Here, Dr. Gatto lends her expertise and advice to biopharma organizations on structuring epidemiology teams to maximize the impact of their work, and facilitating cross-team collaboration to create a path forward for real-world evidence (RWE) research initiatives. Read on to learn more. 

Responses have been edited for clarity and length.  

Q: What advice would you give to growing epidemiology teams as they build influence within biopharma organizations?  
In my view, an epidemiology team, or any team working on an RWD analysis—whether they’re epidemiologists, statisticians, or data scientists—will be best served when structured with flexibility in mind. 

Large biopharma companies, for example, have many different therapeutic area focuses—and these can change over time. When epidemiology teams can be flexible, they can allocate epidemiologists to work across therapeutic areas in a way that meets the business’s needs. This not only improves the team’s experience, but also helps with resourcing: for example, if everyone on the oncology team is fully booked, and there’s a new oncology product that needs an epidemiologist’s support, you can pull in someone from the infectious disease team to staff the project. 
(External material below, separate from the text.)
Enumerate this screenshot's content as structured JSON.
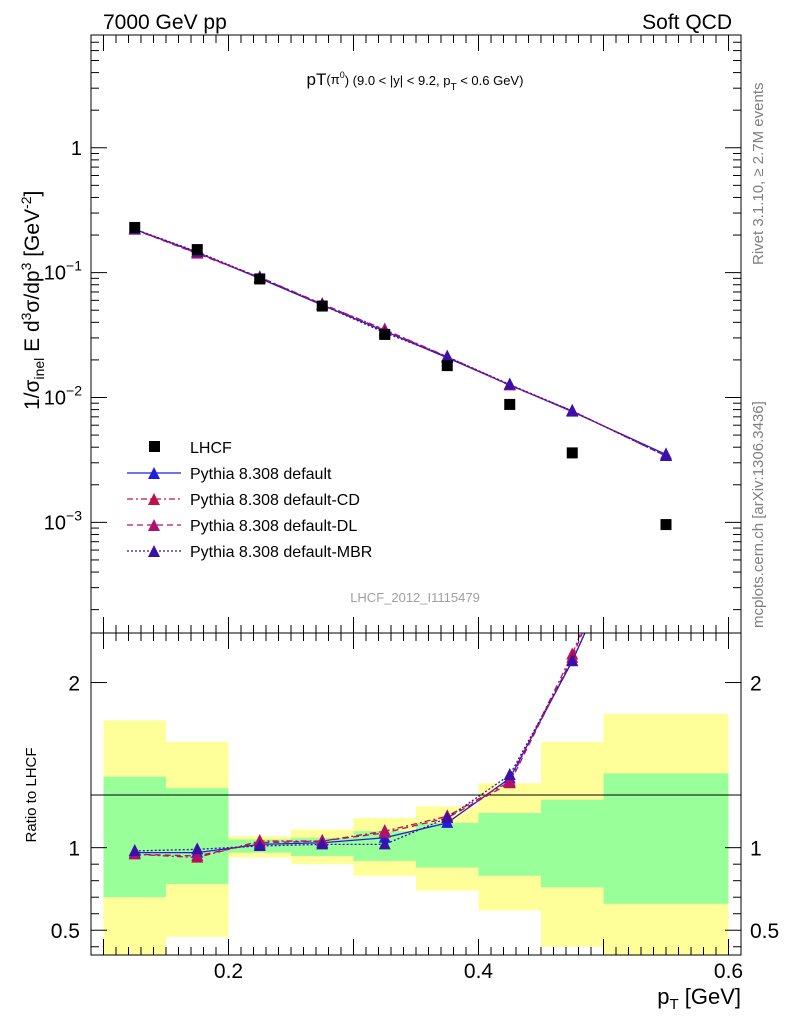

I also think it’s important for epidemiologists, statisticians, and data scientists to work together as much as possible, and for epidemiology team members to have a seat at the organization’s decision-making table. While it’s great if these teams have a dedicated team study budget, it often doesn’t work that way. They need the opportunity to get in front of internal stakeholders who control the budget for their studies, otherwise it can be difficult to advance their work.

It’s also important that the person designing the study has a complete, first-hand understanding of the indication (e.g., natural history and unmet need in a disease area) and regulatory and commercialization strategies under consideration—without this, it can be difficult to propose work that can supplement trials or fill knowledge gaps. 

Q: Where is RWE adoption within biopharma today? What challenges do organizations face as they build RWE programs, and how can they mitigate them? 
I think adoption varies depending on the size of the company. In large biopharma companies, or in larger mid-sized biopharma, people are generally familiar with epidemiology—especially post-COVID-19. They’re familiar with real-world data and real-world evidence largely because the FDA has made it part of the vernacular for drug development. 

Biopharma companies have tried a lot of organizational structures, but one of the main challenges I’ve seen is that when various, fragmented groups are all working with RWD, it can be difficult to ensure efficiency. For example, different teams could be working to answer the same research question in multiple studies, when it’d be more efficient to find a way to answer that question in one study. 

Perhaps more importantly, biopharma companies also must navigate the different levels of evidence required to fulfill the purpose of a study, and understand that the evidence needs for one stakeholder may not be well understood by those working on other RWD use cases. For example, someone in market access may ask the same research question as a regulatory epidemiologist, but for very different reasons. Therefore, the level of evidence they need can vary greatly (appropriately resulting in different data needs, and methodological approaches), as can the speed at which they need to answer the question. 

Additionally, as companies continue to grapple with how to centralize data and the expertise needed to analyze it, they’re faced with the decision of where the best place is for RWD experts to sit within the organization. Is it within a therapeutic area team, that way the epidemiologists have a seat at that table from the beginning? Or is it more centralized, so that data experts can learn from each other as they conduct analyses? 

I think biopharma would benefit from bringing all stakeholders together early at the decision-making table. Everyone’s research questions could be discussed and weighed to look for efficiencies or opportunities for collaboration, and budget could be allocated accordingly.

The sooner that stakeholders can come together and align on needs and a unified goal, the more efficiently they can use RWE to help meet that goal.